Sem pessoal, posto da PF fecha de madrugada em cidade na rota do tráfico de armas



Sem pessoal, posto da PF fecha de madrugada em cidade na rota do tráfico de armas

29/11/2017




Localizado na fronteira entre o Brasil e o Uruguai, o posto de controle de imigração da Polícia Federal em Aceguá, no interior do Rio Grande do Sul, passa as madrugadas, finais de semana e feriados fechado por falta de pessoal. Enquanto permanece sem funcionar, o fluxo de pessoas nesse ponto da fronteira é livre.

Aceguá é um município de pouco mais de 4.700 habitantes segundo o IBGE(Instituto Brasileiro de Geografia e Estatística). A região é conhecida pelo intenso tráfico de armas do Uruguai para o Brasil. Questionada pelo UOL, a PF diz que o posto fica fechado durante a madrugada porque o fluxo de pessoas no local é muito baixo durante esse período.


Por se situar em uma região de fronteira, a cidade conta com um posto de imigração para fazer o controle do fluxo de estrangeiros. Atualmente, o estabelecimento tem dois agentes que atuam no atendimento aos estrangeiros que entram e saem do Brasil.

Esses funcionários se revezam em dois turnos que compreendem o período das 7h às 23h.

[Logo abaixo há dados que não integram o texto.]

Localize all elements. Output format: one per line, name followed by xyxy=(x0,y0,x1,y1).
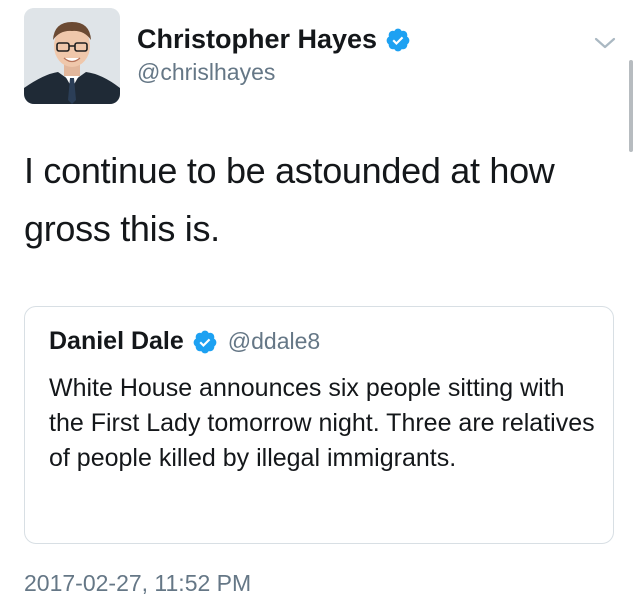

Das 23h às 7h, nos finais de semana e nos feriados, o posto fica fechado. A situação chegou a ser pior há aproximadamente um mês, quando o posto tinha apenas um agente de controle migratório e só funcionava das 7h às 19h.

A delegacia da PF mais próxima do posto fica a 60 quilômetros de Aceguá, na cidade de Bagé. Nesta unidade há atendimento 24 horas por dia.

Para o presidente do Sinpef-RS (Sindicato dos Policiais Federais do Rio Grande do Sul), Ubiratan Sanderson, o fechamento do posto de Aceguá facilita o tráfico de armas na região.

"A gente sabe que o tráfico de armas na fronteira do Brasil com o Uruguai é muito grande e esse posto fechado facilita a vida de quem quiser fazer esse comércio ilegal. Nossos agentes não estão tendo condições de trabalhar", disse Sanderson.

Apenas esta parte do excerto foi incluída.